A status hearing was held last Wednesday morning at the Monroe County Courthouse regarding Jordan Kuykendall, who is serving a 40-year sentence at Menard Correctional Center in Chester for the June 27, 2013, stabbing death of former girlfriend and Columbia High School student Erin Schneider.
Schneider, 17, had an order of protection against Kuykendall that was scheduled to expire the afternoon of the murder.
In November 2014, Kuykendall, who was 21 at the time of the murder, pleaded guilty but mentally ill to first-degree murder and was sentenced to 40 years in prison with the assurance mental health care would be provided while incarcerated.
Now, however, that very plea, which was negotiated with now-retired Monroe County State’s Attorney Kris Reitz, is under scrutiny as Kuykendall’s attorneys argue there was a “substantial denial” of rights under the Eighth Amendment of the U.S. Constitution, which protects against “cruel and unusual punishment.”

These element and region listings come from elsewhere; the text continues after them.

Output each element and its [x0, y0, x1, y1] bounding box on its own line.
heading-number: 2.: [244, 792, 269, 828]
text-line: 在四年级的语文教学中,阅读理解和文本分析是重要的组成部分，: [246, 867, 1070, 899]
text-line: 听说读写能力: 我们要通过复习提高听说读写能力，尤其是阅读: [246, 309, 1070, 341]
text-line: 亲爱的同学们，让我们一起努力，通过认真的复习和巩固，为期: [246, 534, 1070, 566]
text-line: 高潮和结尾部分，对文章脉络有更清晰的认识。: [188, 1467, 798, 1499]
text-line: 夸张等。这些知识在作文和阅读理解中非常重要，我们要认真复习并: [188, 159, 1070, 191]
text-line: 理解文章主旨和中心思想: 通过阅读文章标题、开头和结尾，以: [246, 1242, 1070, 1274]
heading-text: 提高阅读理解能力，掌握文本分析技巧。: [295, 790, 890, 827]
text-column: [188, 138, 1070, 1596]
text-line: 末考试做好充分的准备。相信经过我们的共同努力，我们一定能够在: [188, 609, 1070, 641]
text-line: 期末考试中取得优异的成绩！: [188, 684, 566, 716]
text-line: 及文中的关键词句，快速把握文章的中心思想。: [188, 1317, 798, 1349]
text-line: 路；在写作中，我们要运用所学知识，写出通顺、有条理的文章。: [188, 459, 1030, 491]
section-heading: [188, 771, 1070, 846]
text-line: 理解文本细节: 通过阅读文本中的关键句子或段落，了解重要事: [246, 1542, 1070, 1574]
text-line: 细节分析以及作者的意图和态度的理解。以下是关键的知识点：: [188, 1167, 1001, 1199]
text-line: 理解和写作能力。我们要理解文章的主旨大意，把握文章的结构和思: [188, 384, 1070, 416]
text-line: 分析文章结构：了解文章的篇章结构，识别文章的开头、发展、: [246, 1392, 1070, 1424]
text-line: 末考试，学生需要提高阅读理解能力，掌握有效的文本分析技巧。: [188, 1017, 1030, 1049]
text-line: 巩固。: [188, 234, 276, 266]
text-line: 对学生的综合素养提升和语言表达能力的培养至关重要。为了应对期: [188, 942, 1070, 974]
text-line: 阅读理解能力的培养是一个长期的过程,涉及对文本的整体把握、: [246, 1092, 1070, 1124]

At the crux of the argument is that Kuykendall, who is transgender and now identifies as a female named Sora, was not in a mental state to fully understand the consequences of her plea due to the emotional stress of being transgender as well as suffering from major depression and personality disorder.
Immediately following the stabbing, Kuykendall got into her car and drove it head-on into a Hummer traveling westbound on Route 158. The driver of the Hummer was not seriously injured, but Kuykendall was airlifted from the scene.
Kuykendall’s attorneys seek a reduction of the 40-year negotiated sentence.
Monroe County State’s Attorney Chris Hitzemann, acting on behalf of the state, made a motion to dismiss Kuykendall’s latest filing, claiming her attorneys fail to substantially show a constitutional violation occurred and also failed to appeal her sentence within the required 30 days.
Kuykendall has until May 2 to enter a response to that motion.
Kuykendall’s gender identity is also at the center of another legal action. She is one of six Illinois Department of Corrections transgender inmates who are part of a class action suit filed by the American Civil Liberties Union against the IDOC, Gov. Bruce Rauner and more, for “gross inadequacies in the medical treatment provided to prisoners with gender dysphoria,” according to a statement by ACLU Illinois.
The ACLU lawsuit reads:
“All of the women have been denied one or more medical treatments for gender dysphoria: appropriate hormone therapy, gender-affirming surgery, gender-appropriate clothing and/or other forms of medically necessary care to support social transition.
“The class action suit seeks to force IDOC to reform its medical care system to treat transgender prisoners more humanely and consistent with the well-established medical standards for treating gender dysphoria.”
The suit continues to claim Kuykendall first identified as a female at age 6, but abandoned that due to familial pressures. She claims she came out as transgender in January 2014 and entered IDOC in December 2014, where she continues to have limited family interaction due to her gender dysphoria.
“During intake at Menard Correctional Center, a social worker asked Sora ‘you’re a boy, right,’ to which Sora responded ‘no.’ Within her first week of incarceration, Sora asked for hormones and explained that she wanted to transition. IDOC did not evaluate Sora for gender dysphoria and did not provide any treatment.
“As a result, and after becoming disturbed by the fact that she was for the first time growing facial hair, Sora attempted to castrate herself.”
Kuykendall has since begun taking hormones at Menard but, according to the suit, has been denied evaluation for gender reassignment surgery, gender affirming clothing and grooming supplies, and social transitioning.
No response has been issued to the suit by attorneys from any of the defendants.
Kuykendall and the other plaintiffs are being represented by ACLU attorneys.